COMPOSED LANDSCAPES
Lee Kwan Woo
September 12 - September 27, 2016
Lilac Gallery New York is pleased to present “Composed Landscapes” a solo exhibition of works by Lee Kwan Woo, from September 12 - September 27, 2016.
By bringing the many into one, yet never losing the shining clarity of each individual, artist Lee Kwan Woo makes a statement that goes beyond art and speaks directly to his view of life. Lee is a talented Korean artist who combines ancient tools and contemporary vision to create complex works of art that carry many layers of meaning. His Korean heritage is stamped on each work, yet the most fundamental message of his art is universal. Kwan Woo creates paintings that are not made of paint. His two-dimensional surfaces are actually not flat at all.
All yet, it is difficult to describe them as sculpture. His elemental forms are at once unique and representative of mass production. A harmonious form of contradiction seems to be the artist's chosen environment. Lee's works are composed of stamps. Each stamp carries a word or a pictograph or just a design of the artist's concept. The stamps are placed, in an uneven, undulating layer, across a flat surface. Some just out, some receded. They create fields and waves when seen at a distance. As a forest is composed of trees, and an ocean of infinite drops of water, so Lee's constructions achieve completion by the accumulation of many. Stamps have been used in Asian society for centuries.

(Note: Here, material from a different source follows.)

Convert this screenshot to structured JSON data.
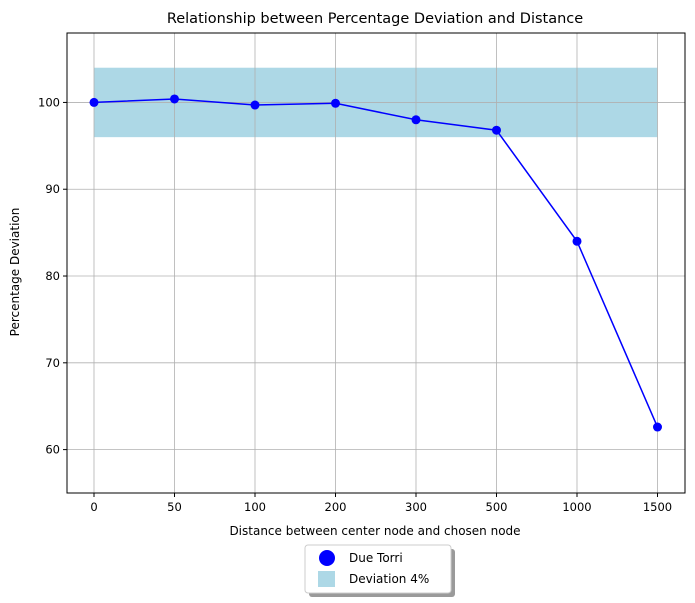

Like our signatures, they represent the individual whose name is contained in them. And, as signatures, they carry weight. Legal, social and sealed by stamps. They declare "this is me, and this is my intent." In themselves, they can be beautiful, artful objects. Asian stamps have acquired a poignancy in recent decades as they have become anachronistic and abandoned.
Lee describes how moved he was when, many years ago, he "discovered seals among the trash and debris left behind in some empty or deserted home." Realizing that each of those seals bore vestiges of lives they represented and what loss of history and rich heritage would vanish when the trash was collected and removed, he reclaimed them and made them his new medium. After having worked on these pieces for mare than a quarter of a century, Lee has left behind those original wooden stamps and now creates individual stamps of his own design, fashioned from 21st-century materials, like resin.